Ich habe vor 3 Monaten meine Ausbildung abgeschlossen und bin derzeit in einem etwas komplizierten Arbeitsverhältnis auf Probe angestellt. Ich habe einen 40h Vertrag unterzeichnet, was bei 12€/h 1920€ brutto (Berlin) macht. Klingt gut, ist aber in der Realität für den Arbeitgeber nicht umsetzbar. Nun soll ich einen neuen Vertrag bekommen, den ganz nebenbei die Steuerberaterin aufgesetzt hat, der die Stunden/Vergütung neu regelt. Derzeit arbeite ich 4Tage/Woche (32h), was für meine Chefs noch in Ordnung war, als ich anfing, aber immer wieder bekomme ich zu hören „dann musst du eben auf deinen freien Tag verzichten“, obwohl ich dafür auch nicht mehr Geld bekommen würde. Ich habe von Anfang an klargestellt, dass ich keine Vollzeitstelle möchte. Und die erforderliche Anzahl an Patienten für eine 40h-Woche/40TE-Woche kann mir auch keiner zur Verfügung stellen.
Also der neue Vertrag würde folgenden Wortlaut enthalten: „Auf eigenen Wunsch der Arbeitnehmerin wird die Therapiezahl auf 30TE/Woche reduziert. (…) Die Vergütung erfolgt ausschließlich anhand der tatsächlich geleisteten Therapien.“ Dabei war das nicht mein Wunsch. Ich verstehe meine Chefs, ohne meine Leistung kommt kein Geld, aber ist es wirklich rechtlich in Ordnung, dass ich das Betriebsrisiko bei Annahmeverzug trage?

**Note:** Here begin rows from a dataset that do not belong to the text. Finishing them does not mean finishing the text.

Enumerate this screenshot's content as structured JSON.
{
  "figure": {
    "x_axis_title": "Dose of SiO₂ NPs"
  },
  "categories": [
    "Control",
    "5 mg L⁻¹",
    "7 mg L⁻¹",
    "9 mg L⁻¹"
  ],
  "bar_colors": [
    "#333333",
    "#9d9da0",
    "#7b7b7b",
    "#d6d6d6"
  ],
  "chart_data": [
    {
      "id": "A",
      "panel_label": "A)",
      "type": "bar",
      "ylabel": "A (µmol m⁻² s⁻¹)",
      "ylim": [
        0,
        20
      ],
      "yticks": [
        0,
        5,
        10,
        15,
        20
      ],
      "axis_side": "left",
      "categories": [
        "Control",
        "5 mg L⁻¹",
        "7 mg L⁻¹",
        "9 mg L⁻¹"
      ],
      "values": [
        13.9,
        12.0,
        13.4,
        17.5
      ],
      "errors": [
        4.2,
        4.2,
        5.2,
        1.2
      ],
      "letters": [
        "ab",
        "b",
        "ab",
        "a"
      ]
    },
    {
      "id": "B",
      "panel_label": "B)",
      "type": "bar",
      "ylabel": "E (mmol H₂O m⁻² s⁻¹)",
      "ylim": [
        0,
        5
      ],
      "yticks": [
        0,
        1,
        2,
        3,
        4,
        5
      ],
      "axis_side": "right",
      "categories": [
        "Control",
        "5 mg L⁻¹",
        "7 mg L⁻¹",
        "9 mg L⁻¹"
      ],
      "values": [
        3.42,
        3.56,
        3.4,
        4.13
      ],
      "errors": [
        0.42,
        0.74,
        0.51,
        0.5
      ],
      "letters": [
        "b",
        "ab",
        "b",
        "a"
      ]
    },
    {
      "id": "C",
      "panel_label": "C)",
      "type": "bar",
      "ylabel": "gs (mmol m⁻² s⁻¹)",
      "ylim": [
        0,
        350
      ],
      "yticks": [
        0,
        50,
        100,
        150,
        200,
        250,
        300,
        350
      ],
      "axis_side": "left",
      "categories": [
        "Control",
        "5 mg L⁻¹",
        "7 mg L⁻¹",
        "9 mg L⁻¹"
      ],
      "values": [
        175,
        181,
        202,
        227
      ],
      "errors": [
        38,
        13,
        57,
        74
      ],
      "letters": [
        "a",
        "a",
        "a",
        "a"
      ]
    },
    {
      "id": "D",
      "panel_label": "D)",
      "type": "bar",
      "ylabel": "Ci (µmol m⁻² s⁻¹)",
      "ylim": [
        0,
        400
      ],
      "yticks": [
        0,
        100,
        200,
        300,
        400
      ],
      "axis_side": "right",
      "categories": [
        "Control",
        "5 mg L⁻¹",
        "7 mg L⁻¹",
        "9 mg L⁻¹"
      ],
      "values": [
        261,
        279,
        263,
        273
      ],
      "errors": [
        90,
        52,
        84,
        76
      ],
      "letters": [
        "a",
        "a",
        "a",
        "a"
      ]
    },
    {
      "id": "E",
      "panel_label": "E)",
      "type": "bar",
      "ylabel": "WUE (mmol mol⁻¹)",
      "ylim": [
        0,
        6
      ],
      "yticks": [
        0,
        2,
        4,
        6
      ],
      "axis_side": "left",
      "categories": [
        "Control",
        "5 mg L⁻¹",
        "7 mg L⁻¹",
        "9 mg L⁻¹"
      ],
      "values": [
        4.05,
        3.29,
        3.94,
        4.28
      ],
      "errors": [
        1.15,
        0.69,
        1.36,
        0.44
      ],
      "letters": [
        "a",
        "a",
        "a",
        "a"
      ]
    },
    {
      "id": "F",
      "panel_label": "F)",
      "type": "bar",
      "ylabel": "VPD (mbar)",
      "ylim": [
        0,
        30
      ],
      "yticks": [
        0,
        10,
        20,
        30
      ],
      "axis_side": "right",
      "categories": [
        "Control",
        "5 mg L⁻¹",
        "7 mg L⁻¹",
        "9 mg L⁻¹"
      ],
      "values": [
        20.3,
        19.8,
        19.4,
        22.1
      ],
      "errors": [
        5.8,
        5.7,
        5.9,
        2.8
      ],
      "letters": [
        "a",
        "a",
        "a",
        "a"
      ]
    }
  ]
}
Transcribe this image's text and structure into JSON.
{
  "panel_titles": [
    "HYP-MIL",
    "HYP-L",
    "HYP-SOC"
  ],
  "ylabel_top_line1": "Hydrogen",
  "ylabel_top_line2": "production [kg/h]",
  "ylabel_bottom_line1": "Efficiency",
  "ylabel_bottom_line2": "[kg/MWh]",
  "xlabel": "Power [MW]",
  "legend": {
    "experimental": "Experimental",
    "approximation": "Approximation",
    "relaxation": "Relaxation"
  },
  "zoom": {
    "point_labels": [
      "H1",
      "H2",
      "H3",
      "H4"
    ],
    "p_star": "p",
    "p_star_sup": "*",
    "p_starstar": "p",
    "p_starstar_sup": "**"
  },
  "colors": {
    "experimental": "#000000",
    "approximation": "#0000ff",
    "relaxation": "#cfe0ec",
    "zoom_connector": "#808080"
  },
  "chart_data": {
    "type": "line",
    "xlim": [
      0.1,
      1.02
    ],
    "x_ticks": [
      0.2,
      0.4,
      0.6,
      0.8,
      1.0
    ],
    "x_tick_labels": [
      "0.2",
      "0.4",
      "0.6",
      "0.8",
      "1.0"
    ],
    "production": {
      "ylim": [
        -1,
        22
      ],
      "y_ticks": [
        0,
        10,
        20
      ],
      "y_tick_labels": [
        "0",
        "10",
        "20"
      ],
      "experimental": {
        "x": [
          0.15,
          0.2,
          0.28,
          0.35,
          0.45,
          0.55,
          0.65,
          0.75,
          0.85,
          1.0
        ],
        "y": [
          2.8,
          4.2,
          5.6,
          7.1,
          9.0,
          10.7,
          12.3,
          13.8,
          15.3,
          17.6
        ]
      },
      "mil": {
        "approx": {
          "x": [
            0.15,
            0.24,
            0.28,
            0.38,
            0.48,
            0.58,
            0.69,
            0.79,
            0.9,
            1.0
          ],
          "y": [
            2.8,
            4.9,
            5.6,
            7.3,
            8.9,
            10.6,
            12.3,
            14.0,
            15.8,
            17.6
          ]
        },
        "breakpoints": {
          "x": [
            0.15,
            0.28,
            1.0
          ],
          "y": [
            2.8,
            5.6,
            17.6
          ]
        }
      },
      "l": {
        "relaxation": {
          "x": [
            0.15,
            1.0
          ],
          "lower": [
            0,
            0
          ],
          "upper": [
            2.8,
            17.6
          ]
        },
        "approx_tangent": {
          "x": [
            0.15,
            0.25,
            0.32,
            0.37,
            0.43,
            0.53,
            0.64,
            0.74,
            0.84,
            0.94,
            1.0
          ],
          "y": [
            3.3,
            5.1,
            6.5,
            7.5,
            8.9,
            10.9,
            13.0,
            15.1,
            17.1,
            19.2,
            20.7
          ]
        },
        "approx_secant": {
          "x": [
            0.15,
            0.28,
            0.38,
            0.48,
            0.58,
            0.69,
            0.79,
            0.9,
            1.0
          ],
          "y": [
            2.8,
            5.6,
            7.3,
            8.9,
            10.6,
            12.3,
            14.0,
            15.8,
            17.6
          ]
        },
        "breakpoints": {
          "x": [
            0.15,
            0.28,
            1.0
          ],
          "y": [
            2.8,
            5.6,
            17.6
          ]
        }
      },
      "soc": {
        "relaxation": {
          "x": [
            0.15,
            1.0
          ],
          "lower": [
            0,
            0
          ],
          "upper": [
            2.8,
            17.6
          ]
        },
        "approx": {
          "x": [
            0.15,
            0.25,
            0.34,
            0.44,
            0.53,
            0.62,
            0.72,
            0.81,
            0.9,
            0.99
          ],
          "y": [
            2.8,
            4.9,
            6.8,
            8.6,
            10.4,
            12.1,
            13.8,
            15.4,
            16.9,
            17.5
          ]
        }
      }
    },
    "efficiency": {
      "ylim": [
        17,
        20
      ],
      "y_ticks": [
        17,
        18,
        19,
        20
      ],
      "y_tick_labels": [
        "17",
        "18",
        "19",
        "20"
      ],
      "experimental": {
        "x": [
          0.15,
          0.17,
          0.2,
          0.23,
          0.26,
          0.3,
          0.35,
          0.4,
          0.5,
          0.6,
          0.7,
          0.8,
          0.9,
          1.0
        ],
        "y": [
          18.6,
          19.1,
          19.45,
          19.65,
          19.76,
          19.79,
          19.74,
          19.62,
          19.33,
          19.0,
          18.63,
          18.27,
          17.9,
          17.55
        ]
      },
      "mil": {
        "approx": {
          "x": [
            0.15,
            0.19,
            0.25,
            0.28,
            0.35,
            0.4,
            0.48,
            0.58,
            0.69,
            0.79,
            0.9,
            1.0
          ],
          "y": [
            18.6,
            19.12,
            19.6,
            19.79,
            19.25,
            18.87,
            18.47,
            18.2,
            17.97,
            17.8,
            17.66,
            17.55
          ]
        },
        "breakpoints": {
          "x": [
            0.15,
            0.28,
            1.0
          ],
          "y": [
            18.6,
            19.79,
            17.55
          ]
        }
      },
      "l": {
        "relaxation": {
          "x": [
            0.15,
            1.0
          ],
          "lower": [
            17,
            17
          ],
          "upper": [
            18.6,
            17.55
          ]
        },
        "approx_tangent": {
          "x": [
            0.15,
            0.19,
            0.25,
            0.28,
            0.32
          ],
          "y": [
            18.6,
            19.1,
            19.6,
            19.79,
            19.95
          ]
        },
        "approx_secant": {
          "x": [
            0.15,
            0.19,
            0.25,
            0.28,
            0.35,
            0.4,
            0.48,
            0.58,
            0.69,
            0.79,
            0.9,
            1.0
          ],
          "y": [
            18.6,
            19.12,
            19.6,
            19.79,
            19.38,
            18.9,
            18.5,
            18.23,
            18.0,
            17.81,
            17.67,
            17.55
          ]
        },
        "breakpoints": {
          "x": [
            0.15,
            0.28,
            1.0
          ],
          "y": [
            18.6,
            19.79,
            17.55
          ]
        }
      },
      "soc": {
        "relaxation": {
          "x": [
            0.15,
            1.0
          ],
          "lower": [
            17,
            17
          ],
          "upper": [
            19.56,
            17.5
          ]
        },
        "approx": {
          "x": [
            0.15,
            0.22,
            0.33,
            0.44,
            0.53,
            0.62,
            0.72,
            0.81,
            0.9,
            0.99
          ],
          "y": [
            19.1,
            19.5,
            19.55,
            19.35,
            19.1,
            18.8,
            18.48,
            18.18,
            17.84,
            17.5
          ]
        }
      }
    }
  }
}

Ich wurde auf 40h angestellt, obwohl ich anfangs nur 13TE/Woche hatte. Natürlich rechnet sich das erstmal nicht. Und dann kam diese fixe Idee von meiner chefin.
Ich würde gerne einen neuen Vertrag diskutieren, weiß aber nicht, wie ich das ansprechen soll und was ich als Argumente vorbringen kann. Ich will auch nicht gleich zum Anwalt und ihr das vor den Latz knallen. Aber fest steht, meine Chefs sind sehr durchsetzungsstarke Menschen, die man nicht leicht von ihrer Meinung abbringen kann, selbst wenn man etwas schlüssig belegen kann.
Nun haben sie auch vor einigen Tagen gelesen, dass eine andere Chefin kein Geld während Krankheitsausfall des Kindes der Mitarbeiterin zahlt, sondern diese MA das bei der Krankenkasse beantragen muss und davon war meine Chefin mehr als begeistert. Nun habe ich Sorge, dass sie das auch mit in den Vertrag einbinden möchte.
Und ohne, dass ich bisher einen neuen Vertrag nur gesehen, geschweigedenn unterzeichnet hätte, bezahlt sie mich seit November nur für geleistete Therapien; Im November wurden nichtmal Ausfallrechnungen miteinbezogen.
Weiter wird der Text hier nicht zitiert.